Elucidation of polyethylene glycol adsorption at the solid–H2O(l) interfaces of anatase TiO2(101) using density functional theory and molecular dynamics simulations

Abstract

TiO₂ is the most successful oxide that has been used in a wide range of applications in the industrial, agricultural, pharmaceutical, and medical fields over decades. The technology for grafting polyethylene glycol (PEG) onto the TiO₂ surfaces has attracted considerable attention, and a commercial process, called PEGylation, has been intensively used in the heterogeneous catalyst, pharmaceutical, and biomedical areas. However, an accurate measurement of grafted PEG density is still challenging due to the complexity and diversity of polymers and solvent molecules. In this work, we theoretically study the adsorption of brush-type PEG on the anatase TiO₂(101) surface in the presence of solvent water molecules using the systematic free energy analysis of a combined density functional theory (DFT) and classical molecular dynamics (MD) simulation. The PEG head group adsorption, chain–chain interaction, and PEG-solvent solvation enthalpies were calculated using the ab initio molecular dynamics (AIMD) simulation. Also, the entropy change of PEG from the gas phase to the TiO₂ surface was evaluated using the MD simulation.
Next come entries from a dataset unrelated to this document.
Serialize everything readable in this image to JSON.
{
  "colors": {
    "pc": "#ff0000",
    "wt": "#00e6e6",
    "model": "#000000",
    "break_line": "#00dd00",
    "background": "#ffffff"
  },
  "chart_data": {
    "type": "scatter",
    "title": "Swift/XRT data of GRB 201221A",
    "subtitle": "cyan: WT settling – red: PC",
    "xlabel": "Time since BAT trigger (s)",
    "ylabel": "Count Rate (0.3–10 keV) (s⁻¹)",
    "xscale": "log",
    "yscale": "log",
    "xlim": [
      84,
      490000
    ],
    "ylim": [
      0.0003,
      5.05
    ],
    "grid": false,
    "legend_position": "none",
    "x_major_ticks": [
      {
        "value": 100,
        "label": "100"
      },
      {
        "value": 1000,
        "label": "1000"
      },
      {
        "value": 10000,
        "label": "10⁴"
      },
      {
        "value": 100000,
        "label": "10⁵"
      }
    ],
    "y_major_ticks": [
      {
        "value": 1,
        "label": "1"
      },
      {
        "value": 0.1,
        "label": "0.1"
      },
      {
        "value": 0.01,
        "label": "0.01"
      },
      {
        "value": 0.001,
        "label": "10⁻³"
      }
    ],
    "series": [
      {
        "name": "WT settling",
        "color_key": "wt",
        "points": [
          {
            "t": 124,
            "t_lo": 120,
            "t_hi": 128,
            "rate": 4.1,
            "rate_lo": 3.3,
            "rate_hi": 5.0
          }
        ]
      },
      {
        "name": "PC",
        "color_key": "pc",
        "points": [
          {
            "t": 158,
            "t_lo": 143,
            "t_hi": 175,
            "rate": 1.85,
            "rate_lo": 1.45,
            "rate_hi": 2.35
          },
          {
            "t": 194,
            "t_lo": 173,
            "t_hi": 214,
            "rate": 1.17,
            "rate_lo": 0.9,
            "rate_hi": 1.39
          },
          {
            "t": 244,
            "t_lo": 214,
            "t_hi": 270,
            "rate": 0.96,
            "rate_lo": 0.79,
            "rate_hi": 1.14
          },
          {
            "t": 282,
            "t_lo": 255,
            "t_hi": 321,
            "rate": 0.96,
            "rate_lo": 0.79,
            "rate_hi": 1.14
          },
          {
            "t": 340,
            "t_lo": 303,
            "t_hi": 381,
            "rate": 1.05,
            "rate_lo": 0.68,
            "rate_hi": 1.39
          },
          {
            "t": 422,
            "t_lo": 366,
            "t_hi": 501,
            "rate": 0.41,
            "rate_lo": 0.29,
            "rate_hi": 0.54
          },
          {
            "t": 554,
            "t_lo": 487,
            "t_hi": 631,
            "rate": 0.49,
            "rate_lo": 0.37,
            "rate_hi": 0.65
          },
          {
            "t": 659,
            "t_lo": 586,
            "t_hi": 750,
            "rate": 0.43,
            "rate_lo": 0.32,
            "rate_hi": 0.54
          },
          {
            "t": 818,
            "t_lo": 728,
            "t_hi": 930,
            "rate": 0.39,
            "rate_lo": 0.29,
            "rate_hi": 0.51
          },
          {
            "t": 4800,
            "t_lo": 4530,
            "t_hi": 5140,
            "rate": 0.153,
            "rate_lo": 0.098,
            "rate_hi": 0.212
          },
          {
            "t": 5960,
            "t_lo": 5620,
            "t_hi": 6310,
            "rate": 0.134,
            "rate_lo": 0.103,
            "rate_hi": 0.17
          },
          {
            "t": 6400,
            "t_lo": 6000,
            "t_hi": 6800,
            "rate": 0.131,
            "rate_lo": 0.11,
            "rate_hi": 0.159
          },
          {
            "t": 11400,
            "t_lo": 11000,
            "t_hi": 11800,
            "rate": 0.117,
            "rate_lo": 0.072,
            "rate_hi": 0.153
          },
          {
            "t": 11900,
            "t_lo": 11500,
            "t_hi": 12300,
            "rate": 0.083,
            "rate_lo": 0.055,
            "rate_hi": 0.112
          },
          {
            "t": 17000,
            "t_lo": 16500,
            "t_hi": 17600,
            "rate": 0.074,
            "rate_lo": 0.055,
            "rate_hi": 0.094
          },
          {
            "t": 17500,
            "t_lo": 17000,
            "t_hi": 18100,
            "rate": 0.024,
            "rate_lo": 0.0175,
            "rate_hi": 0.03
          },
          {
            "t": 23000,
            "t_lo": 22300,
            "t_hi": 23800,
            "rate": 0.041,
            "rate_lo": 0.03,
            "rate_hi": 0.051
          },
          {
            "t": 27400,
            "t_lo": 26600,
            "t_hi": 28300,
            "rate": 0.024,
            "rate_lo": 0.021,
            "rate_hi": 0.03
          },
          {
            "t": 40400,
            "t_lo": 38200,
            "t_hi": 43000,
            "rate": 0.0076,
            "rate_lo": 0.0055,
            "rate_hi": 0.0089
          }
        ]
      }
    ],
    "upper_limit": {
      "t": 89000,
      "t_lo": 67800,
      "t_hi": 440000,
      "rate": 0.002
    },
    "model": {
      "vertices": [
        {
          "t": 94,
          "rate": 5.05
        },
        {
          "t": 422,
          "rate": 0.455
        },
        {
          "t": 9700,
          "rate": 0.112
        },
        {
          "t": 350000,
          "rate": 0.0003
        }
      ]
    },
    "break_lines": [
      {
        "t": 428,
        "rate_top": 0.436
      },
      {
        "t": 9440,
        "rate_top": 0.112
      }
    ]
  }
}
Furthermore, the impact of the PEG molecular weight on its surface coverage was investigated. Our simulation reveals that the most stable coverage of PEG with 10 carbons on anatase TiO₂(101) is 0.75 monolayer (ML), and such a value declines as the degree of polymerization increases (0.75 → 0.65 ML for PEG 10C → 30C) due to the severe entropic loss of PEG. Our results provide a fundamental understanding of the PEG grafting mechanism on TiO₂, which can contribute to the experimental design of advanced TiO₂ suspensions for target applications.